Записки сумасшедшего

   1883. 20 октября. Сегодня возили меня свидетельствовать в губернское правление, и мнения разделились. Они спорили и решили, что я не сумасшедший. Но они решили так только потому, что я всеми силами держался во время свидетельствования, чтобы не высказаться. Я не высказался, потому что боюсь сумасшедшего дома; боюсь, что там мне помешают делать мое сумасшедшее дело. Они признали меня подверженным аффектам, и еще что-то такое, но — в здравом уме; они признали, но я-то знаю, что я сумасшедший. Доктор предписал мне лечение, уверяя меня, что если я буду строго следовать его предписаниям, то это пройдет. Все, что беспокоит меня, пройдет. О, что бы я дал, чтобы это прошло. Слишком мучительно. Расскажу по порядку, как и отчего оно взялось, это освидетельствование, как я сошел с ума и как выдал свое сумасшествие. До тридцати пяти лет я жил как все, и ничего за мной заметно не было. Нешто только в первом детстве, до десяти лет, было со мной что-то похожее на теперешнее состояние, но и то только припадками, а не так, как теперь, постоянно. В детстве находило оно на меня немножко иначе. А именно вот так.
   Помню, раз я ложился спать, мне было пять или шесть лет. Няня Евпраксия — высокая, худая, в коричневом платье, с чаплыжкой на голове и с отвисшей кожей под бородой, раздела меня и посадила в кровать.
   — Я сам, я сам, — заговорил я и перешагнул через перильца.
   — Ну ложитесь, ложитесь, Феденька, — вон Митя, умник, уже легли, — сказала она, показывая головой на брата.
   Я прыгнул в кровать, все держа ее руку. Потом выпустил, поболтал ногами под одеялом и закутался. И так мне хорошо. Я затих и думал: «Я люблю няню, няня любит меня и Митеньку, а я люблю Митеньку, а Митенька любит меня и няню. А няню любит Тарас, а я люблю Тараса, и Митенька любит. А Тарас любит меня и няню. А мама любит меня и няню, а няня любит маму, и меня, и папу, и все любят, и всем хорошо». И вдруг я слышу, вбегает экономка и с сердцем кричит что-то об сахарнице, и няня с сердцем говорит, она не брала ее. И мне становится больно, и страшно, и непонятно, и ужас, холодный ужас находит на меня, и я прячусь с головой под одеяло. Но и в темноте одеяла мне не легчает. Я вспоминаю, как при мне раз били мальчика, как он кричал и какое страшное лицо было у Фоки, когда он его бил.

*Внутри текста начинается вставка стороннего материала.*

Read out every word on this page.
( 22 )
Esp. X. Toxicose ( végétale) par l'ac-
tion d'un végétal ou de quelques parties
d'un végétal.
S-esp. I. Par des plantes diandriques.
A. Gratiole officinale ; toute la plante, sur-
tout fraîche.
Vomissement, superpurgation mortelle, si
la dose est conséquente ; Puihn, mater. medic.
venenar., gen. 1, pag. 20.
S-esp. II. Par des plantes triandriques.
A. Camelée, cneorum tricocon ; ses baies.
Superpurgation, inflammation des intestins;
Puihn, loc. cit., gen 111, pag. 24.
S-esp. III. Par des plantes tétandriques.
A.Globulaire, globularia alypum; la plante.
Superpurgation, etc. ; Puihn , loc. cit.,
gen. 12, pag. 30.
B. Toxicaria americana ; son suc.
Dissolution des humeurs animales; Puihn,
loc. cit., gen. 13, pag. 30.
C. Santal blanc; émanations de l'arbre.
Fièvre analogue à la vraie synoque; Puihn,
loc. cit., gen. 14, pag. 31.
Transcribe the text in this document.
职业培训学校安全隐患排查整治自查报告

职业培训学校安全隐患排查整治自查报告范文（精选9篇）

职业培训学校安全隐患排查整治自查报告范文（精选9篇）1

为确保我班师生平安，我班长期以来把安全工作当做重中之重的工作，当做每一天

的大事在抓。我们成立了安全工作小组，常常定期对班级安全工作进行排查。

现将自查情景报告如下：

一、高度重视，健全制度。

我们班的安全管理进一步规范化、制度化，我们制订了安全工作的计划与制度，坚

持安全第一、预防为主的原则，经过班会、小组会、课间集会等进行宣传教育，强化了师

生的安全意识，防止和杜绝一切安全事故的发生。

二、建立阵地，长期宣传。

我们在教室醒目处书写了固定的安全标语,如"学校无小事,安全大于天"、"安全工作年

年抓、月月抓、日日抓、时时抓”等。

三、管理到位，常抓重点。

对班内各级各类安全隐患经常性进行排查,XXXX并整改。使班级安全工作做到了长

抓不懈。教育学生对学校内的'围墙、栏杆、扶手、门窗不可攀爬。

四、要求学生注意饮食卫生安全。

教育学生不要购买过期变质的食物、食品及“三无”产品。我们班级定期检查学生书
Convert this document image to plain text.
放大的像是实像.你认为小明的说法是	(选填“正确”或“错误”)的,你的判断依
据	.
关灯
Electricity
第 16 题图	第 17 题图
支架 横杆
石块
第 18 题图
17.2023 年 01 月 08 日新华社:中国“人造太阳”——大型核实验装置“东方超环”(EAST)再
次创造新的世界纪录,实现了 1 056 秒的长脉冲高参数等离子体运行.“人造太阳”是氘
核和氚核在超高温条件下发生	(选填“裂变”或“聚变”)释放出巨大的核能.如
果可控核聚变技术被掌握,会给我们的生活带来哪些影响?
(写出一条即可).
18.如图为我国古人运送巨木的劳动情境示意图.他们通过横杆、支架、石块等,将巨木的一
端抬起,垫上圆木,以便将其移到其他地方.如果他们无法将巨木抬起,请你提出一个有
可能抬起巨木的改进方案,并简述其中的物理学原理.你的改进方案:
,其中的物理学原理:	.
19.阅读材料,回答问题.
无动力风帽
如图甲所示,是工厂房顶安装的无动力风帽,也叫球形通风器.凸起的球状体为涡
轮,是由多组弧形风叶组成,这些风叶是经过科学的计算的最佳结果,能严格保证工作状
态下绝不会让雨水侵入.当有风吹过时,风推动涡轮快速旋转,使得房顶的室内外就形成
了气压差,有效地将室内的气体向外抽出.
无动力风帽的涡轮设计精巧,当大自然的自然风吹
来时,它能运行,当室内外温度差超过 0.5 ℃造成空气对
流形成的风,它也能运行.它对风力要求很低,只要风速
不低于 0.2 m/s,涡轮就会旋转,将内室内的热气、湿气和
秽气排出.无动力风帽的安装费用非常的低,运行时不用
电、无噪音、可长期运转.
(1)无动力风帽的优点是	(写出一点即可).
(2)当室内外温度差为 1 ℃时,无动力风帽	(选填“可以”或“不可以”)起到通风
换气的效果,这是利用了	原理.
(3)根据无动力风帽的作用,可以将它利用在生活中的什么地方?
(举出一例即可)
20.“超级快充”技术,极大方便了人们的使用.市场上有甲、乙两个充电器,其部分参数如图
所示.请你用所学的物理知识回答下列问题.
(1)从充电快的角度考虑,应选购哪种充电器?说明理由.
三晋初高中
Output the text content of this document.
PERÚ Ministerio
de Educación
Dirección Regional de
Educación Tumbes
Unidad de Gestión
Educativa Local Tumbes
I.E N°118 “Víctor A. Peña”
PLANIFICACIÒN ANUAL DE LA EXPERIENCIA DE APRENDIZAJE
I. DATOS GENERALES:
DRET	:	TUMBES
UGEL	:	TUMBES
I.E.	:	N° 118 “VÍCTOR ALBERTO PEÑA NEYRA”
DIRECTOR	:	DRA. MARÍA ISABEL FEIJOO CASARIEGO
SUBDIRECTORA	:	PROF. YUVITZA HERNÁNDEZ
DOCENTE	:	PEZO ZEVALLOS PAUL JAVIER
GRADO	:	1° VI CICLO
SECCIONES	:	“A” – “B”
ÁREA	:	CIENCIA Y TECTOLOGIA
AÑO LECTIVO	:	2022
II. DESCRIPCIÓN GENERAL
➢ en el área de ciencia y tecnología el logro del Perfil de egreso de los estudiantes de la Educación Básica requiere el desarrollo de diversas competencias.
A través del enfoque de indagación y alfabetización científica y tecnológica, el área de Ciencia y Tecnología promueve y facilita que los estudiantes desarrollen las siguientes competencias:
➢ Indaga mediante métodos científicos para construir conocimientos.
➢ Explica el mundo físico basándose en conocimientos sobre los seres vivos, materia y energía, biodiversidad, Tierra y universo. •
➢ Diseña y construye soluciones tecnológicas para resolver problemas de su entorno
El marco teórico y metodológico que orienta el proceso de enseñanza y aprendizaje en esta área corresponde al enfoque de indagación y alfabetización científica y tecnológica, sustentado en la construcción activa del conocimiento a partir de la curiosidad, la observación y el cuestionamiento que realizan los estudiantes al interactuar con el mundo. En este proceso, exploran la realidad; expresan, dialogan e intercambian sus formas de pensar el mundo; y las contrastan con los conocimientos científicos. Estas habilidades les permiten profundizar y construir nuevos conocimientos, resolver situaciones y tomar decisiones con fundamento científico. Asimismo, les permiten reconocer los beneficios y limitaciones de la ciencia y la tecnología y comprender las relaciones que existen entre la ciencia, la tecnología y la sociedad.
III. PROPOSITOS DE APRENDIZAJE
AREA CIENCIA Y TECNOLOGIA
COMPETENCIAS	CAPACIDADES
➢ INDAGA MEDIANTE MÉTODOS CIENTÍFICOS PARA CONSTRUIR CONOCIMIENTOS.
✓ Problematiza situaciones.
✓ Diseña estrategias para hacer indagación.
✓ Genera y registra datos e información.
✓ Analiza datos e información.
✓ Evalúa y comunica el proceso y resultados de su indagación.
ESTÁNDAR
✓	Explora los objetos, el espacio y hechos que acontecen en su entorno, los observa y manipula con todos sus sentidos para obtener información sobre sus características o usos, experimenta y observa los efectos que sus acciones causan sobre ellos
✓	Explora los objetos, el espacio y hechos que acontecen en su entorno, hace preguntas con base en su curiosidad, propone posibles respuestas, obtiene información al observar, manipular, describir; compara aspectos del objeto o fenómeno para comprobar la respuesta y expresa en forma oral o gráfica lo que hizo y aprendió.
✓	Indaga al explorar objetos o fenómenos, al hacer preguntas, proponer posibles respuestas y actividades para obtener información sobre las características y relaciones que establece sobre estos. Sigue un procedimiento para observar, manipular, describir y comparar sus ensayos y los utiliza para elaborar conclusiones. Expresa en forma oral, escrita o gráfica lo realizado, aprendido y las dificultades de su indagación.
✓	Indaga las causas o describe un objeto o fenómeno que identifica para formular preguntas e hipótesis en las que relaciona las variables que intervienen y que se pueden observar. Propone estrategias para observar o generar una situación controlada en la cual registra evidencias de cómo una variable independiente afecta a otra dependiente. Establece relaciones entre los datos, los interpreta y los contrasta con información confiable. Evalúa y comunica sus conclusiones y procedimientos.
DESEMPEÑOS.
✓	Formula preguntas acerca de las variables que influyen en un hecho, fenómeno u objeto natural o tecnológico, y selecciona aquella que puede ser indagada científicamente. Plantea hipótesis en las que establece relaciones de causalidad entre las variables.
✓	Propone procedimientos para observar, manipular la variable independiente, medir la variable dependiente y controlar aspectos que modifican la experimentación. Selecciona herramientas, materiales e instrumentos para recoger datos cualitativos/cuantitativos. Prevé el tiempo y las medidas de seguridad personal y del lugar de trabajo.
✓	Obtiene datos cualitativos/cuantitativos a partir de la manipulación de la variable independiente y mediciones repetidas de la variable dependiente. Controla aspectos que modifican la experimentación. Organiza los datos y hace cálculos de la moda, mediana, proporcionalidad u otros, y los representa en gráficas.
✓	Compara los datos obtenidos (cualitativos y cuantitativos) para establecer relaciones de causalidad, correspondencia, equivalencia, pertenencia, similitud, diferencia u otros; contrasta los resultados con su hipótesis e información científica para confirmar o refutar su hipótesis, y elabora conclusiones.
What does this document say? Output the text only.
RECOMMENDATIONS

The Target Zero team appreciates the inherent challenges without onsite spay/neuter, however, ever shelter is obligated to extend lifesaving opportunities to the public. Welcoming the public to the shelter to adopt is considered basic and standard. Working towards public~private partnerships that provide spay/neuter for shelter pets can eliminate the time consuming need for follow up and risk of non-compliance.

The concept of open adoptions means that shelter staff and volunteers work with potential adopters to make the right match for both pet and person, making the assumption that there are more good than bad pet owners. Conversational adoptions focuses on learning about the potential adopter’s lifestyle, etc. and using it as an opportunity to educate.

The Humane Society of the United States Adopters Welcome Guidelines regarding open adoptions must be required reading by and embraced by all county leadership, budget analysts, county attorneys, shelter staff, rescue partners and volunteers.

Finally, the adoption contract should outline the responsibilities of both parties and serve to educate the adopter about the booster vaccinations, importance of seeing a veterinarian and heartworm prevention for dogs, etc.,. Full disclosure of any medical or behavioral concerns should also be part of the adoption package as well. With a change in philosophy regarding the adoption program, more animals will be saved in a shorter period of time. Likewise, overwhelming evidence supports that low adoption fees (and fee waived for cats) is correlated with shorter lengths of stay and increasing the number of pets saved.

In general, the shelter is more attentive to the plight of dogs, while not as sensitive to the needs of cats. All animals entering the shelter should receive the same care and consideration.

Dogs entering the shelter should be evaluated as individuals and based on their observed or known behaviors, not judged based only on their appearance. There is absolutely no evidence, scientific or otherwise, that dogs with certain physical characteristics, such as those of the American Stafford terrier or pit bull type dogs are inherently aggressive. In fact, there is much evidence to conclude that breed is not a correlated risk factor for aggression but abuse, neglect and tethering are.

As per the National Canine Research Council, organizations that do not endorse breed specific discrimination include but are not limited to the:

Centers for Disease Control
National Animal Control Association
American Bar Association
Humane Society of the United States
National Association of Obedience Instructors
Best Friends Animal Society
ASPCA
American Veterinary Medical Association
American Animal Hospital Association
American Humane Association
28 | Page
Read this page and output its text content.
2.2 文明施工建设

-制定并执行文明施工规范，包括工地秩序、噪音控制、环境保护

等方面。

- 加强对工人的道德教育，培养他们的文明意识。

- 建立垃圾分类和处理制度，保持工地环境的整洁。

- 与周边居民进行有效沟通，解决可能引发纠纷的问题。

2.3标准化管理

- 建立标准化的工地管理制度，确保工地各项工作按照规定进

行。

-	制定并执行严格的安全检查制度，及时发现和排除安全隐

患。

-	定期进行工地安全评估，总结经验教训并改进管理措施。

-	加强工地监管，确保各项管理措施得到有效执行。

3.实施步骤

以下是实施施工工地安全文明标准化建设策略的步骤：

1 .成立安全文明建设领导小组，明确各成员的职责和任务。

   — А не будешь, не будешь, — приговаривал он и все бил. Мальчик сказал: «Не буду». А тот приговаривал «не будешь» и все бил. И тут на меня нашло. Я стал рыдать, рыдать. И долго никто не мог меня успокоить. Вот эти-то рыдания, это отчаяние были первыми припадками моего теперешнего сумасшествия. Помню, другой раз это нашло на меня, когда тетя рассказала про Христа. Она рассказала и хотела уйти, но мы сказали:
   — Расскажи еще про Иисуса Христа.
   — Нет, теперь некогда.
   — Нет, расскажи, — и Митенька просил рассказать. И тетя начинала опять то же, что она рассказала нам прежде. Она рассказала, что его распяли, били, мучили, а он все молился и не осудил их.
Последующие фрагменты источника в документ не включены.